TA: What I have noticed, country to country, is a marked difference in the way senior management looks at donor communications. Most senior management have zero communications training. They have zero exposure to the relevant research on persuasion.
They are often old and ready for nothing but the golf course.

The old guard in institutions like hospitals and universities almost never gets ‘donor communications.’ Their mistaken supposition is that institutions should promote themselves to donors: “We are great for the following 10 reasons.” That supposition makes perfect sense – but is utterly wrong. This is what happens when you ask people with Ph.D.s to give you their opinions on stuff they know nothing about.

F&P: Is there an ideal number of appeals that nonprofits should mail out each year?

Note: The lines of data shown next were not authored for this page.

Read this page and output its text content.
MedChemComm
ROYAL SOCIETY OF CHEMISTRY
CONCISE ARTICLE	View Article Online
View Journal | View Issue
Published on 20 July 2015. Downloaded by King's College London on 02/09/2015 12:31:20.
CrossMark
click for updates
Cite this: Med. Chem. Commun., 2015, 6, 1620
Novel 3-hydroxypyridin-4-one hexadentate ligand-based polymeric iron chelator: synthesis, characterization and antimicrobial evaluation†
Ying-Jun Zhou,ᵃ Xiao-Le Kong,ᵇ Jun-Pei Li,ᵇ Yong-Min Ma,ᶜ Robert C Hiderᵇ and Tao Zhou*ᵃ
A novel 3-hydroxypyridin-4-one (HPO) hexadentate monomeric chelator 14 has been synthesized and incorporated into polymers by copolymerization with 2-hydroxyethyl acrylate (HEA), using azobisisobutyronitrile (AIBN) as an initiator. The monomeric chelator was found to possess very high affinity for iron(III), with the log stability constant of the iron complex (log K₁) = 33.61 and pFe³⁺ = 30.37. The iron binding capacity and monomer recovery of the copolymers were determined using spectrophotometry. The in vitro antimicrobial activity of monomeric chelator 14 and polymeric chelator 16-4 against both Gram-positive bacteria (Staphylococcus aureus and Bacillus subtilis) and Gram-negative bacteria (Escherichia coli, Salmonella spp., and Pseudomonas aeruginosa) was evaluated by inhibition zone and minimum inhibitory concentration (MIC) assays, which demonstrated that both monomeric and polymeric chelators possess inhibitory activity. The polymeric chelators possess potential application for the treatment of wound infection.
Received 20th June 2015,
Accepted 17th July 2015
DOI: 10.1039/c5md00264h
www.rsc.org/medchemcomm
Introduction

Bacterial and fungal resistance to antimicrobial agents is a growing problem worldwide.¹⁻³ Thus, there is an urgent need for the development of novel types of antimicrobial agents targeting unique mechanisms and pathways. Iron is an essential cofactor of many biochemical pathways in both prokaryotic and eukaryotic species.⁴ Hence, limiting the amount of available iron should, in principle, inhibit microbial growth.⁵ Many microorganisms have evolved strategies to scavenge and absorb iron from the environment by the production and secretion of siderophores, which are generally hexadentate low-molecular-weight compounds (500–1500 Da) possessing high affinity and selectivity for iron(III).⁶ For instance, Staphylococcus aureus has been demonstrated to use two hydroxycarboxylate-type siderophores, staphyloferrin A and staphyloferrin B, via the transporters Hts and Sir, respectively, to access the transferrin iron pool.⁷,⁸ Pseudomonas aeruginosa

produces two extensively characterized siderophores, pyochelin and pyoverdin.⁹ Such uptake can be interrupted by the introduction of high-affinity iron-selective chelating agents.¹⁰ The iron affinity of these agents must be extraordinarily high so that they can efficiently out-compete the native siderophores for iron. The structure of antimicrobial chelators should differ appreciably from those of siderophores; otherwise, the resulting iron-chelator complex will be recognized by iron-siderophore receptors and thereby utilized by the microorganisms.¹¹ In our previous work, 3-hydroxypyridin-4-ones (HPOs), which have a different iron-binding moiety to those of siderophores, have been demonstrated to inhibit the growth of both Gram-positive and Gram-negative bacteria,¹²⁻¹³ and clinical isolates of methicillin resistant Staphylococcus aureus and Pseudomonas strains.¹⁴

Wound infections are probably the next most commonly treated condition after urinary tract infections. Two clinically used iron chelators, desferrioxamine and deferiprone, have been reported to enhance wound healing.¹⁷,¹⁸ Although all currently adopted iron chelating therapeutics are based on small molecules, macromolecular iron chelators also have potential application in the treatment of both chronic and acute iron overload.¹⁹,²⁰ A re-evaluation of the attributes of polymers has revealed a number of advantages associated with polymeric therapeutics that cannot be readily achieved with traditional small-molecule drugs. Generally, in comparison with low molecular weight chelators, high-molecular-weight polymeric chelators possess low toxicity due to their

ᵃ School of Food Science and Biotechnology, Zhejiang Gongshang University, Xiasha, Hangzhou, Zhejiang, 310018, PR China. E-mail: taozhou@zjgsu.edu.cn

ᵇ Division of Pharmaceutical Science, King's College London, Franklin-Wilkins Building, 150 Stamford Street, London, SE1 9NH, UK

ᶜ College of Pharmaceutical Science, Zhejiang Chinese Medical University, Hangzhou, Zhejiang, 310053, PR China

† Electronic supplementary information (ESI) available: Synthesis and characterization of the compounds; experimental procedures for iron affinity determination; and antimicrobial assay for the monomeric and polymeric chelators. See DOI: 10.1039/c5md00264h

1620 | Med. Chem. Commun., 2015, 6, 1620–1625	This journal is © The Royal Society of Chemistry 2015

TA: To past donors, appeal six times a year. But remember: appeals are just one element in a virtuous circle. You appeal. You thank. You report on how you made the world a better place, thanks to donor gifts. Then repeat: Appeal. Thank. Report.

F&P: What was the most successful mail appeal you worked on and why did it do so well?

TA: My direct mail appeals commonly bring in twice as much money or more as the previous attempt. These results are hugely satisfying. But it’s no accident: I’ve based my consulting practice on science and emotional risk-taking for at least a decade. Let me repeat: donors give more when they are loved. If you can write a powerful, unashamedly donor-loving appeal, you WILL make good money.

Tom Ahern is a leading light and author on the art and science of donor communications. He has helped many charities raise millions of dollars through his tried and tested techniques.